Chris Froome could be denied place in 2018 Tour de France

Defending champion could miss out if salbutamol case is not resolved ahead of race

Team Sky cyclist Chris Froome says he has not broken any rules following a positive test for excessive levels of the asthma drug Salbutamol at this year's Vuelta a Espana. Video: Reuters

 

Tour de France organisers are planning to deny Chris Froome a place in this year’s race if his salbutamol case has not been resolved.

The four-time Tour champion returned an adverse finding for the asthma drug salbutamol during his winning ride at last year’s Vuelta a Espana.

Froome denies any wrongdoing and is continuing to race for Team Sky this season - as is his right under the World Anti-Doping Agency’s rules. His team of lawyers and scientists are working on an explanation for the adverse sample, which contained twice the allowed concentration of the drug.

The president of world cycling’s governing body the UCI, David Lappartient, wants such major events to refrain from making such big decisions, and expressed hope that Froome’s case would be resolved “quickly”.
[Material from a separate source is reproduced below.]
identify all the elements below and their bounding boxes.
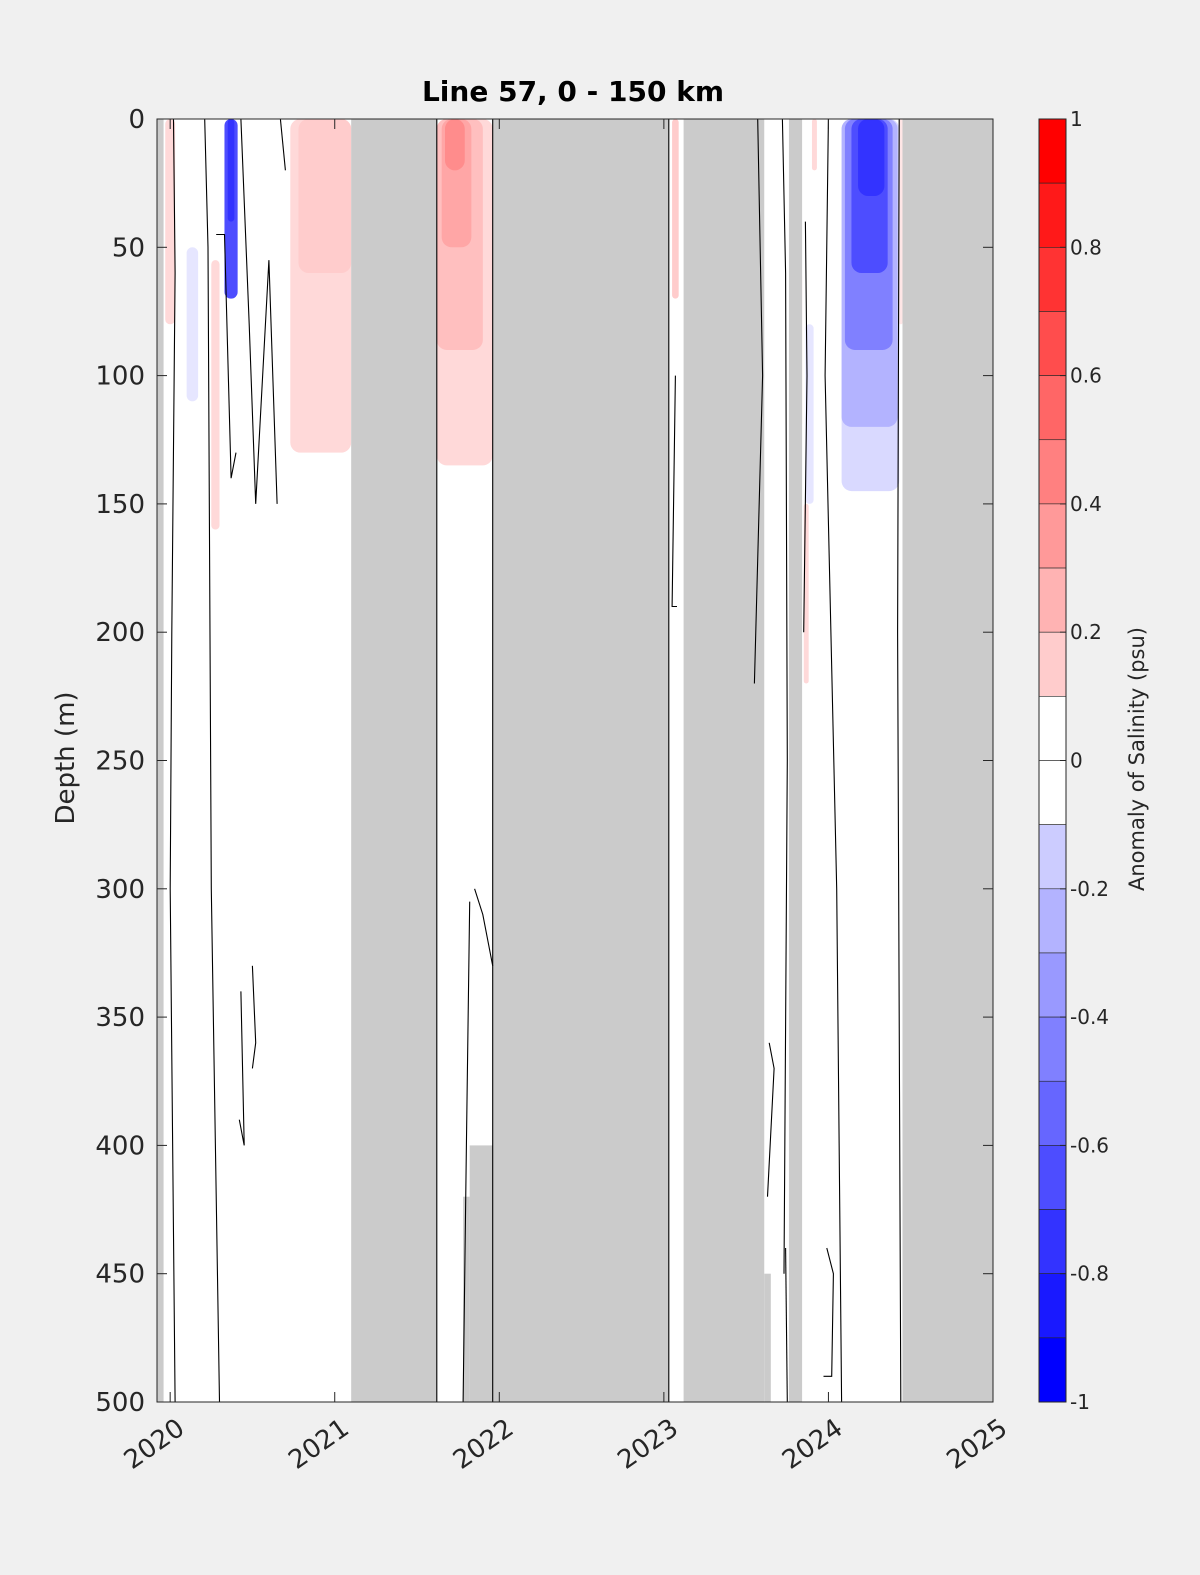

The urgency has been highlighted after two senior cycling sources said that ASO, the French company that runs the Tour, has no intention of letting a rider compete with a potential anti-doping violation hanging over them.

Team Sky are understood to have received no communication from the UCI or ASO that Froome would be barred from riding in the Tour should his case not have concluded.

The team issued a statement that read: “As Chris has said, he wants to see this process resolved as quickly as possible. Chris and the team are continuing to do all we can to achieve this.”

ASO is understood to be confident that it could resist any legal challenge from Team Sky, should the situation reach that stage, as it has clauses in its rules about safeguarding the image of the race.

Exclusion from the Tour would be a bitter blow for Froome, who is chasing a fourth straight victory in cycling’s most famous race and a record-equalling fifth win in total.

According to its own rules, the UCI could also suspend Froome but Lappartient said at an event in Geneva on Wednesday that it did not want to do that.

“It’s possible and it’s true that we have this power,” the Frenchman said.

“But for salbutamol, it’s never been done, and we have to respect the rights of Chris Froome. It’s not possible to have a specific treatment for him.

“And no other international federation has taken this decision for salbutamol. So if we were the only international federation to do this — and just for one rider — I think we would be in the wrong and could badly lose if it went to (the Court of Arbitration for Sport).”

Asked if the UCI would intervene to avoid the scenario of a race organiser having to make this choice, Lappartient said: “I think it’s the UCI’s job to deal with this matter — not the race organisers.

“But some of them are worrying about the consequences of this situation for their race and they wonder if they will have to try to refuse a rider.

“We hope that won’t happen and this is resolved quickly, so the organisers don’t have to do this.”

ASO declined to comment on the specifics of Froome’s situation but told Press Association Sport it hoped for a “fast outcome” to his case.

Lappartient has confirmed that Froome’s salbutamol case will not be heard before the 32-year-old Briton competes at the Giro d’Italia which starts on May 4th.

The Tour de France begins in France’s Vendee region on July 7th and finishes in Paris on July 29th.